Par conséquent, l’opposition est bien fondée sur la base de l’enregistrement de marque de l’Union européenne n° 5 610 506 de l’opposant. Il s’ensuit que la marque contestée doit être rejetée pour tous les produits contestés.
DÉPENS
Conformément à l’article 109, paragraphe 1, du RMUE, la partie qui succombe dans la procédure d’opposition supporte les taxes et les frais exposés par l’autre partie.

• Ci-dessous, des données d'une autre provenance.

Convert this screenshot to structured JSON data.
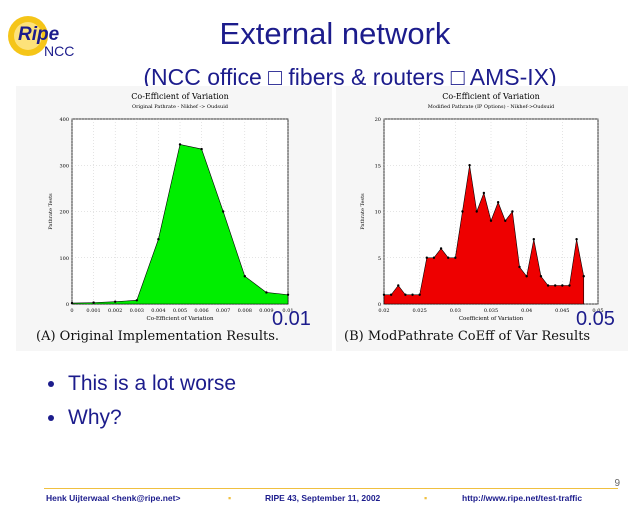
{
  "logo": {
    "line1": "Ripe",
    "line2": "NCC"
  },
  "header": {
    "title": "External network",
    "subtitle": "(NCC office □ fibers & routers □ AMS-IX)"
  },
  "charts_meta": {
    "left_corner_label": "0.01",
    "right_corner_label": "0.05",
    "left_caption": "(A) Original Implementation Results.",
    "right_caption": "(B) ModPathrate CoEff of Var Results"
  },
  "chart_data": [
    {
      "type": "area",
      "title": "Co-Efficient of Variation",
      "subtitle": "Original Pathrate - Nikhef -> Oudsuid",
      "xlabel": "Co-Efficient of Variation",
      "ylabel": "Pathrate Tests",
      "xlim": [
        0,
        0.01
      ],
      "ylim": [
        0,
        400
      ],
      "xticks": [
        "0",
        "0.001",
        "0.002",
        "0.003",
        "0.004",
        "0.005",
        "0.006",
        "0.007",
        "0.008",
        "0.009",
        "0.01"
      ],
      "yticks": [
        "0",
        "100",
        "200",
        "300",
        "400"
      ],
      "x": [
        0,
        0.001,
        0.002,
        0.003,
        0.004,
        0.005,
        0.006,
        0.007,
        0.008,
        0.009,
        0.01
      ],
      "values": [
        2,
        3,
        5,
        8,
        140,
        345,
        335,
        200,
        60,
        25,
        20
      ],
      "fill": "#00ee00",
      "grid": true
    },
    {
      "type": "area",
      "title": "Co-Efficient of Variation",
      "subtitle": "Modified Pathrate (IP Options) - Nikhef->Oudsuid",
      "xlabel": "Coefficient of Variation",
      "ylabel": "Pathrate Tests",
      "xlim": [
        0.02,
        0.05
      ],
      "ylim": [
        0,
        20
      ],
      "xticks": [
        "0.02",
        "0.025",
        "0.03",
        "0.035",
        "0.04",
        "0.045",
        "0.05"
      ],
      "yticks": [
        "0",
        "5",
        "10",
        "15",
        "20"
      ],
      "x": [
        0.02,
        0.021,
        0.022,
        0.023,
        0.024,
        0.025,
        0.026,
        0.027,
        0.028,
        0.029,
        0.03,
        0.031,
        0.032,
        0.033,
        0.034,
        0.035,
        0.036,
        0.037,
        0.038,
        0.039,
        0.04,
        0.041,
        0.042,
        0.043,
        0.044,
        0.045,
        0.046,
        0.047,
        0.048
      ],
      "values": [
        1,
        1,
        2,
        1,
        1,
        1,
        5,
        5,
        6,
        5,
        5,
        10,
        15,
        10,
        12,
        9,
        11,
        9,
        10,
        4,
        3,
        7,
        3,
        2,
        2,
        2,
        2,
        7,
        3
      ],
      "fill": "#ee0000",
      "grid": true
    }
  ],
  "bullets": [
    "This is a lot worse",
    "Why?"
  ],
  "footer": {
    "author": "Henk Uijterwaal <henk@ripe.net>",
    "event": "RIPE 43, September 11, 2002",
    "url": "http://www.ripe.net/test-traffic",
    "page": "9"
  },
  "colors": {
    "title": "#1c1c8c",
    "accent": "#f0c040"
  }
}
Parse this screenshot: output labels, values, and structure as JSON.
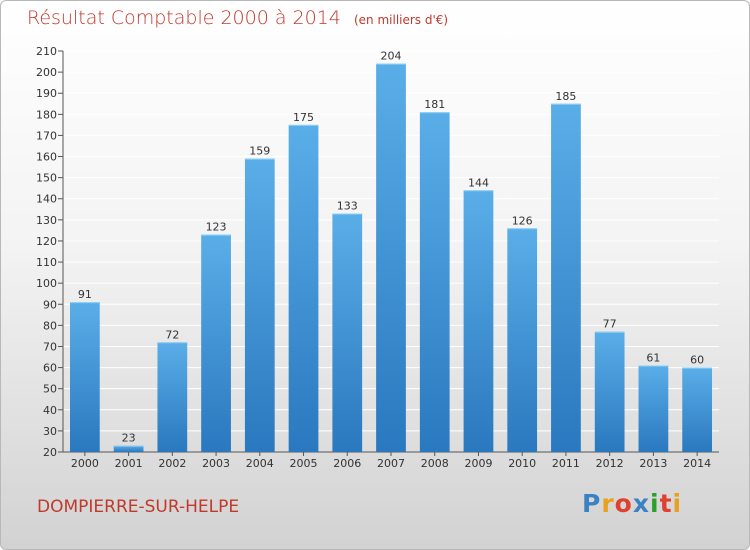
{
  "chart_data": {
    "type": "bar",
    "title": "Résultat Comptable 2000 à 2014",
    "subtitle": "(en milliers d'€)",
    "categories": [
      "2000",
      "2001",
      "2002",
      "2003",
      "2004",
      "2005",
      "2006",
      "2007",
      "2008",
      "2009",
      "2010",
      "2011",
      "2012",
      "2013",
      "2014"
    ],
    "values": [
      91,
      23,
      72,
      123,
      159,
      175,
      133,
      204,
      181,
      144,
      126,
      185,
      77,
      61,
      60
    ],
    "ylim": [
      20,
      210
    ],
    "ytick_step": 10,
    "xlabel": "",
    "ylabel": "",
    "grid": true,
    "bar_color_top": "#5aaee8",
    "bar_color_bottom": "#2a78bf"
  },
  "footer": {
    "place": "DOMPIERRE-SUR-HELPE",
    "logo_text": "Proxiti",
    "logo_colors": [
      "#3b82c4",
      "#e8a020",
      "#e04030",
      "#3b82c4",
      "#2ca02c",
      "#e04030",
      "#e8a020"
    ]
  },
  "colors": {
    "accent": "#c0392b",
    "grid": "#ffffff"
  }
}
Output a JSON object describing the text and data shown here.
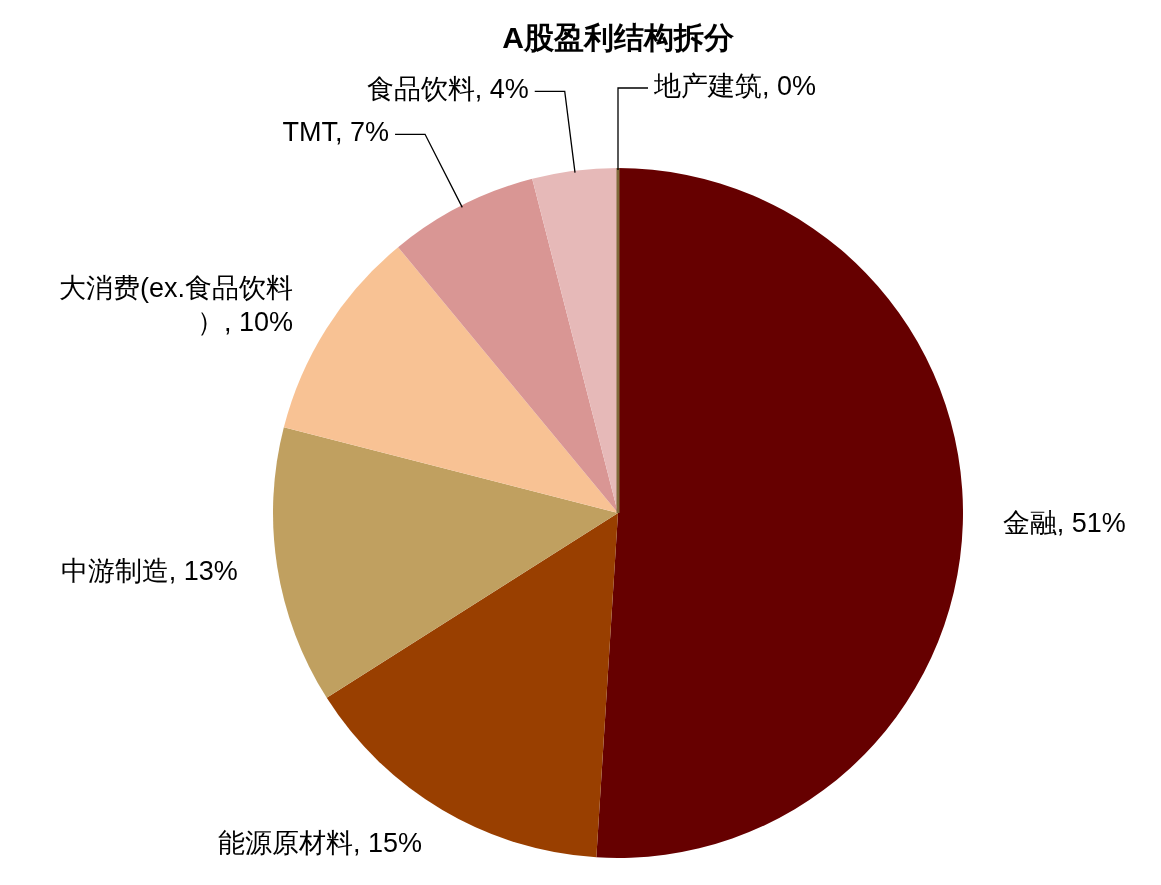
{
  "chart_data": {
    "type": "pie",
    "title": "A股盈利结构拆分",
    "categories": [
      "金融",
      "能源原材料",
      "中游制造",
      "大消费(ex.食品饮料）",
      "TMT",
      "食品饮料",
      "地产建筑"
    ],
    "values": [
      51,
      15,
      13,
      10,
      7,
      4,
      0
    ],
    "colors": [
      "#660000",
      "#993f00",
      "#c0a060",
      "#f8c294",
      "#d99694",
      "#e6b9b8",
      "#7f6a3a"
    ],
    "value_labels": [
      ", 51%",
      ", 15%",
      ", 13%",
      ", 10%",
      ", 7%",
      ", 4%",
      ", 0%"
    ]
  }
}
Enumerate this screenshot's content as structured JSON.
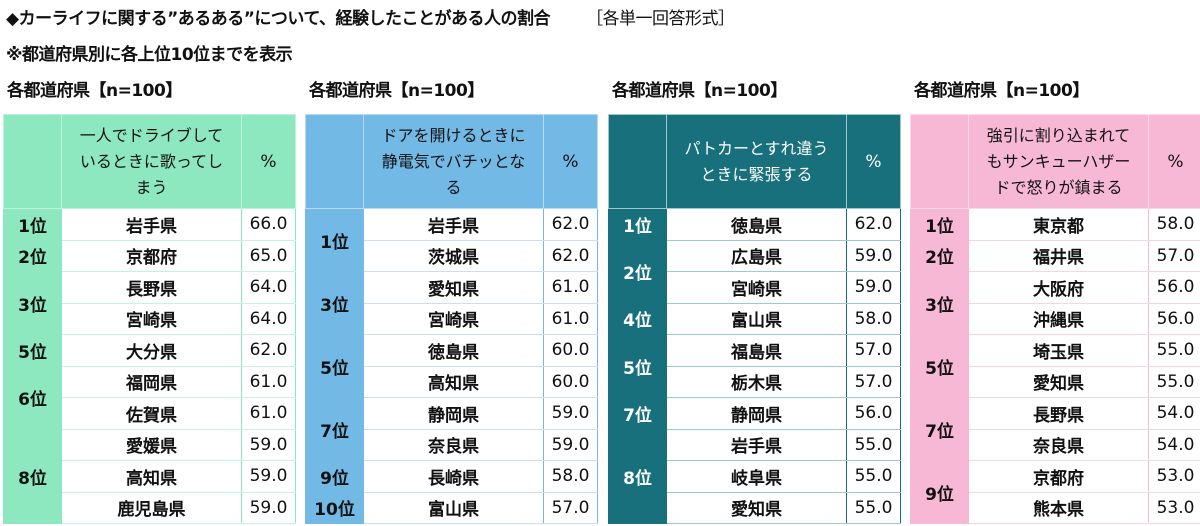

Étant donné que le demandeur est la partie qui succombe, il doit supporter la taxe d’opposition ainsi que les frais exposés par l’opposant au cours de la présente procédure.
Conformément à l’article 109, paragraphes 1 et 7, du RMUE et à l’article 18, paragraphe 1, sous c), i), du RMCUE, les frais à rembourser à l’opposant sont la taxe d’opposition et les frais de représentation, qui sont fixés sur la base du taux maximal y prévu.
La division d’opposition
Irene MARUGÁN MARÍN Birutė ŠATAITĖ-GONZALEZ Ferenc GAZDA
Décision sur opposition n° B 3 238 980 Page 8 sur 8
Conformément à l’article 67 du RMUE, toute partie lésée par la présente décision a le droit de former un recours contre celle-ci. Conformément à l’article 68 du RMUE, l’acte de recours doit être déposé par écrit auprès de l’Office dans un délai de deux mois à compter de la date de la notification de la présente décision. Il doit être déposé dans la langue de la procédure dans laquelle la décision faisant l’objet du recours a été rendue. En outre, un mémoire exposant les motifs du recours doit être déposé dans un délai de quatre mois à compter de la même date. L’acte de recours n’est réputé déposé qu’après paiement de la taxe de recours de 720 EUR.